By Richard Grieveson

  • The boom experienced by much of the region in 2017-18 is over, and growth rates will mostly trend lower in the next 2-3 years.
  • The fastest-growing economies in 2019-21 will be Kosovo, Albania and Moldova, while the slowest will be Russia, Belarus and Turkey.
  • Weaker global growth, US protectionism, Brexit and ongoing problems in the eurozone represent a serious threat to CESEE’s export-reliant economies.
  • Increasingly severe labour shortages are pushing up wages, and this in turn is driving fairly strong private consumption growth. However, this could also threaten external competitiveness and see foreign investors look elsewhere.
  • In the long run, CESEE faces a host of formidable challenges: demographic decline unprecedented in peacetime, attacks on the quality and independence of institutions, a lack of preparedness for the new digital economy, and low levels of automation relative to frontrunners in Asia, North America and Western Europe.

Growth in much of CESEE is still at or close to its best level since the global financial crisis, reflecting a confluence of highly supportive factors. The fastest-growing economies in the region last year were Hungary and Poland, in both cases shrugging off negative political noise. Serbia also had a good year, posting its best growth for a decade. By contrast, sharp slowdowns were observed in Turkey and Romania in 2018, after previous overheating. Russia remains one of the region’s slowest-growing economies, despite oil prices rising by over 30% in 2018. Structural deficiencies and the impact of Western sanctions continue to weigh heavily on economic activity.

Growth peaked for CESEE in 2017-18, and will trend downwards from here. Although strong wage rises, low interest rates and a generally positive outlook for investment will keep economic activity at reasonably robust levels, the peak of the cycle has passed. A mixture of serious external headwinds and domestic challenges will mean that most of the region’s economies expand more slowly in 2019-21 than in 2016-18. The fastest-growing economies in the region will be Kosovo, Albania and Moldova, while the weakest will be Russia, Turkey and Belarus.

At the global level, the slowdown in key sources of final demand such as Germany and China will negatively impact CESEE exports. The Czech Republic, Slovenia, Slovakia and Hungary are most exposed to this, owing to both the extremely elevated share of exports in GDP and their high degree of integration into regional and global value chains.

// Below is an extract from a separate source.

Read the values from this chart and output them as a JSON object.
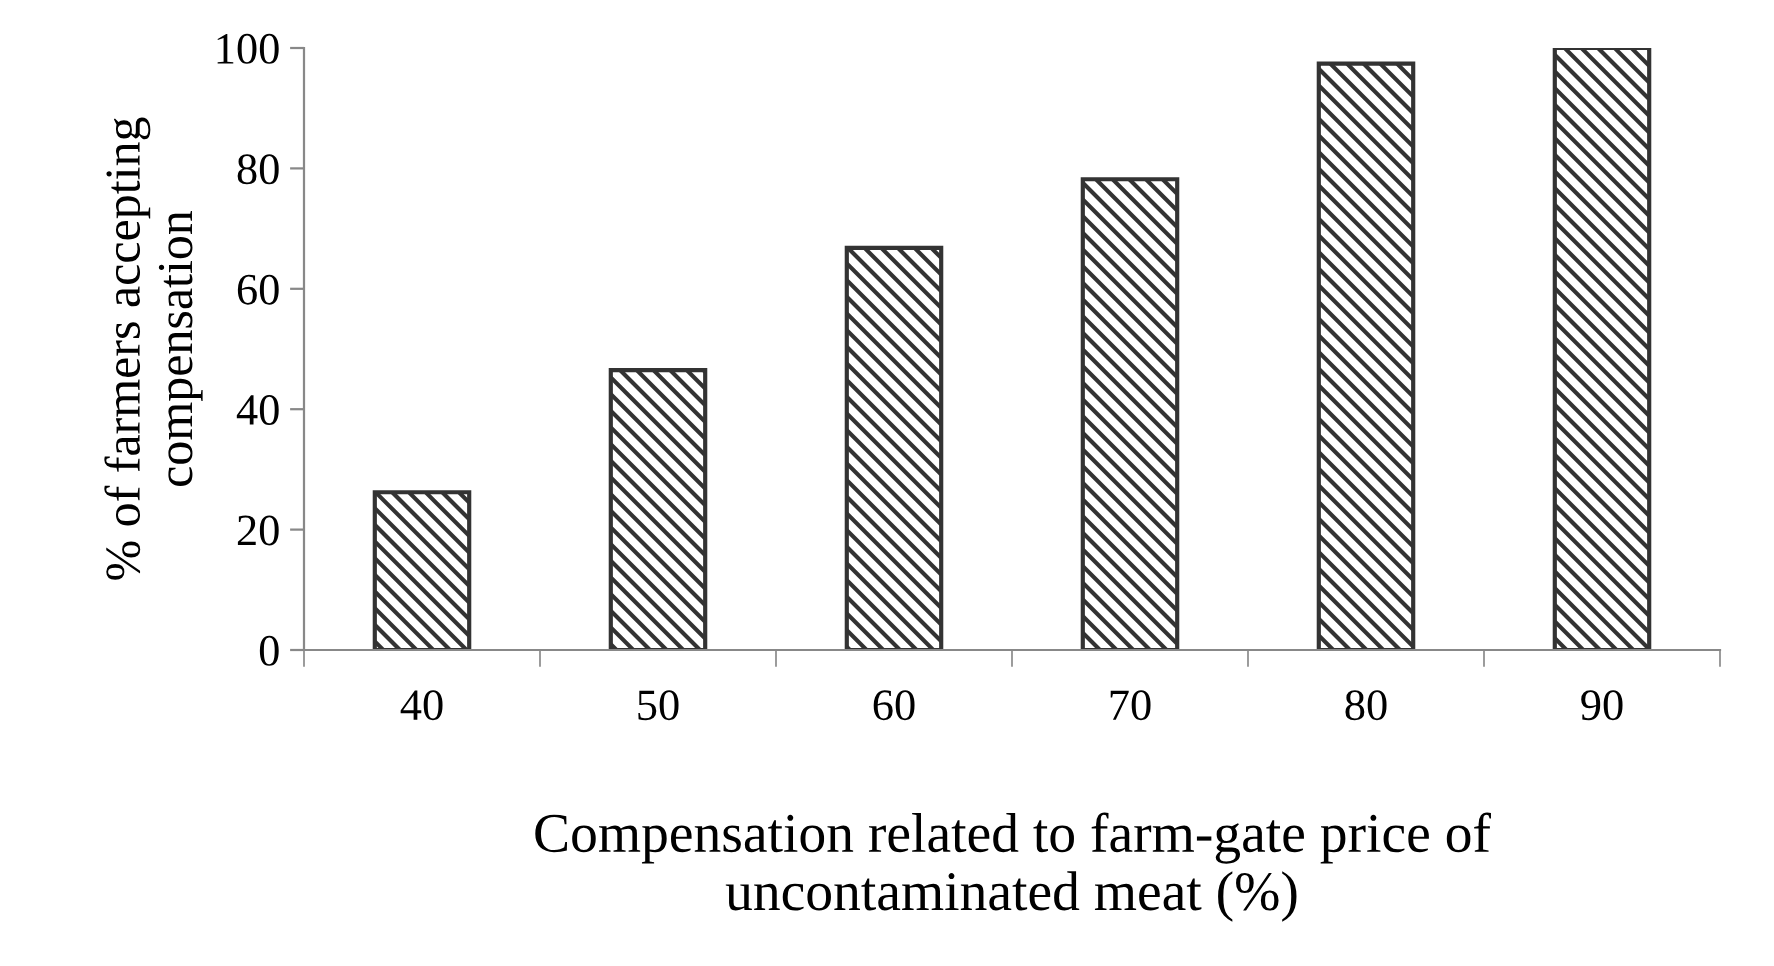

At the regional level, the main headwinds are increasingly severe labour shortages, the impact of weaker global growth and geopolitical risks on confidence, and the potential for lower inflows of EU funds. Tight labour markets have pushed up wages strongly, presenting a challenge to external competitiveness in some countries.

Overheating is not a concern at the aggregate level, but we see the greatest potential signs in labour markets and property prices, especially in EU-CEE countries. By contrast, signs of under-heating are visible in current account and fiscal balances. On the credit front, loans to households are growing rapidly in Russia, Ukraine and Belarus; this trend could become a concern if it continues. We also note very negative real interest rates in the Baltic states, Hungary, Slovakia and Slovenia. However, asset quality continues to improve in most places, providing an important source of stability.

Inflation in most of the region is mysteriously low, especially in the context of rapid wage growth in much of EU-CEE11 and the CIS, and last year’s spike in oil prices. We attribute this to a combination of very weak price growth in the eurozone, slack in parts of the economy, a de‑anchoring of inflation expectations, increased competition from online retailers, lower international food prices, higher savings rates, a relatively low labour income share, and remittance outflows. Outside the CIS, inflation will only pick up very slowly, if at all. This will allow central banks in EU-CEE countries and the Western Balkans to keep monetary policy fairly loose.

The challenges to medium- and long-term growth in CESEE are formidable. Demographic projections indicate a collapse in population that is unprecedented outside times of war and famine. Authoritarianism, state capture and interference in the independence of institutions are all on the rise. Generally low educational standards, levels of network readiness and ICT capabilities (in comparison with Western Europe) could hamstring CESEE’s ability to integrate into a digitalised global economy. The level of automation in almost all countries is well below the frontrunners in Western Europe, North America and Asia.

Policy-makers and firms must act now to ensure that the region is not condemned to a low- or zero-growth future. First, for a region facing such unprecedented demographic decline and with a high reliance on industrial exports, rapid automation is a priority. Second, governments must strengthen and support the quality and independence of institutions. In EU Member States where institutions are under attack, Brussels should play a stronger role in upholding EU standards. Third, higher and better-targeted investment in education and training will be crucial to prepare CESEE for the new digital economy.